A SHOP staffed by a small army of volunteers has opened in Brightwell-cum-Sotwell near Wallingford, eight years after the last village store closed.

More than 100 local people have been involved in setting up the £150,000 store, behind the village hall, and it has finally opened for business after years of planning.

Although there is a paid manager, all the other work is being done by volunteers.

And alongside all the normal products sold in a village shop are dozens of locally grown or created items.

Filling the shelves are honey, wine, bread and cards produced in the village, plus flour from Wantage, wool from Didcot, meat from Cholsey and eggs from Milton.

Even surplus vegetables from villagers’ allotments are being sold.

Shop chairman Celia Collett, who started campaigning to keep a shop in the village in 2002, said the project had brought the community together.

She said: “There are 60 volunteers on shifts, just for one or two hours each.

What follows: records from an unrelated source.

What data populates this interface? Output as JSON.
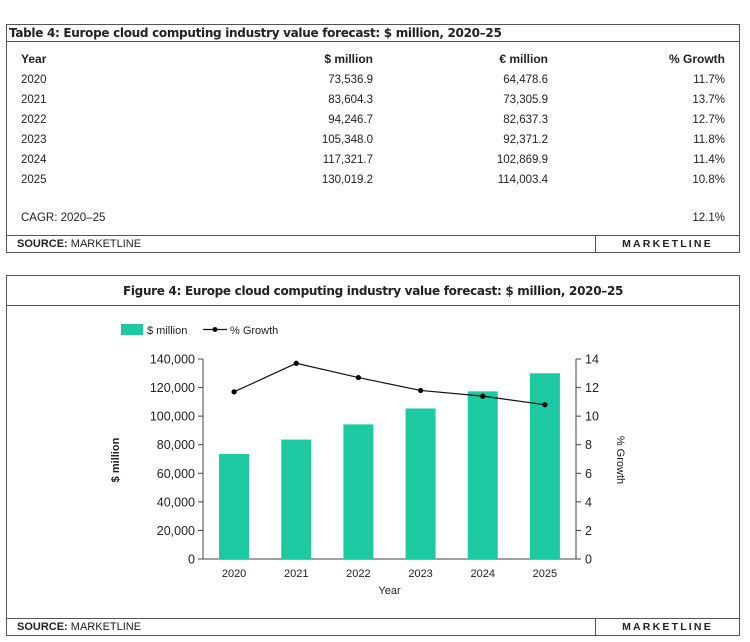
{
  "table": {
    "title": "Table 4: Europe cloud computing industry value forecast: $ million, 2020–25",
    "headers": [
      "Year",
      "$ million",
      "€ million",
      "% Growth"
    ],
    "rows": [
      [
        "2020",
        "73,536.9",
        "64,478.6",
        "11.7%"
      ],
      [
        "2021",
        "83,604.3",
        "73,305.9",
        "13.7%"
      ],
      [
        "2022",
        "94,246.7",
        "82,637.3",
        "12.7%"
      ],
      [
        "2023",
        "105,348.0",
        "92,371.2",
        "11.8%"
      ],
      [
        "2024",
        "117,321.7",
        "102,869.9",
        "11.4%"
      ],
      [
        "2025",
        "130,019.2",
        "114,003.4",
        "10.8%"
      ]
    ],
    "cagr_label": "CAGR: 2020–25",
    "cagr_value": "12.1%",
    "source_label": "SOURCE:",
    "source_value": "MARKETLINE",
    "brand": "MARKETLINE"
  },
  "figure": {
    "title": "Figure 4: Europe cloud computing industry value forecast: $ million, 2020–25",
    "source_label": "SOURCE:",
    "source_value": "MARKETLINE",
    "brand": "MARKETLINE"
  },
  "chart_data": {
    "type": "bar",
    "categories": [
      "2020",
      "2021",
      "2022",
      "2023",
      "2024",
      "2025"
    ],
    "series": [
      {
        "name": "$ million",
        "type": "bar",
        "axis": "left",
        "color": "#1dc9a0",
        "values": [
          73536.9,
          83604.3,
          94246.7,
          105348.0,
          117321.7,
          130019.2
        ]
      },
      {
        "name": "% Growth",
        "type": "line",
        "axis": "right",
        "color": "#000000",
        "values": [
          11.7,
          13.7,
          12.7,
          11.8,
          11.4,
          10.8
        ]
      }
    ],
    "xlabel": "Year",
    "ylabel": "$ million",
    "y2label": "% Growth",
    "ylim": [
      0,
      140000
    ],
    "y2lim": [
      0,
      14
    ],
    "yticks": [
      "0",
      "20,000",
      "40,000",
      "60,000",
      "80,000",
      "100,000",
      "120,000",
      "140,000"
    ],
    "y2ticks": [
      "0",
      "2",
      "4",
      "6",
      "8",
      "10",
      "12",
      "14"
    ],
    "legend_position": "top-left",
    "grid": false
  }
}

“On top of that we have lots of people still helping in the background. There are so many people in the community involved it is hard to put a number on it.”

She added: “It has given the village a new centre.

“We have an excellent pub already, but now children can come in and buy their sweets here.

“It is absolutely wonderful they can do that again by themselves in their own village.”

Stephanie Clelland, the shop manager, added: “We are trying to work out what people want and get a regular rota up-and-running.

“We have already got lots of suggestions about different products, and we have to sieve them out so we are a real community shop and also a viable business.”

The shop, housed in a purpose-built eco-friendly extension at the back of the village hall, is open from 8.30am to 6pm on weekdays, 9am to 1pm on Saturdays and 9am to noon on Sundays.

Mrs Collett urged other villages who want to set up similar projects to contact Oxfordshire Rural Community Council, which helps the growing number of community-run shops to thrive.

The last shop in Brightwell closed in June 2002, and villagers raised £70,000 through a local share issue to help fund the new project.

A formal opening, by journalist and TV presenter Charlie Brooker, whose parents live in the village and whose grandmother used to run the Church Lane sweet shop, and Ron Wood, the former village schoolmaster whose sister ran the general stores, will take place on October 2.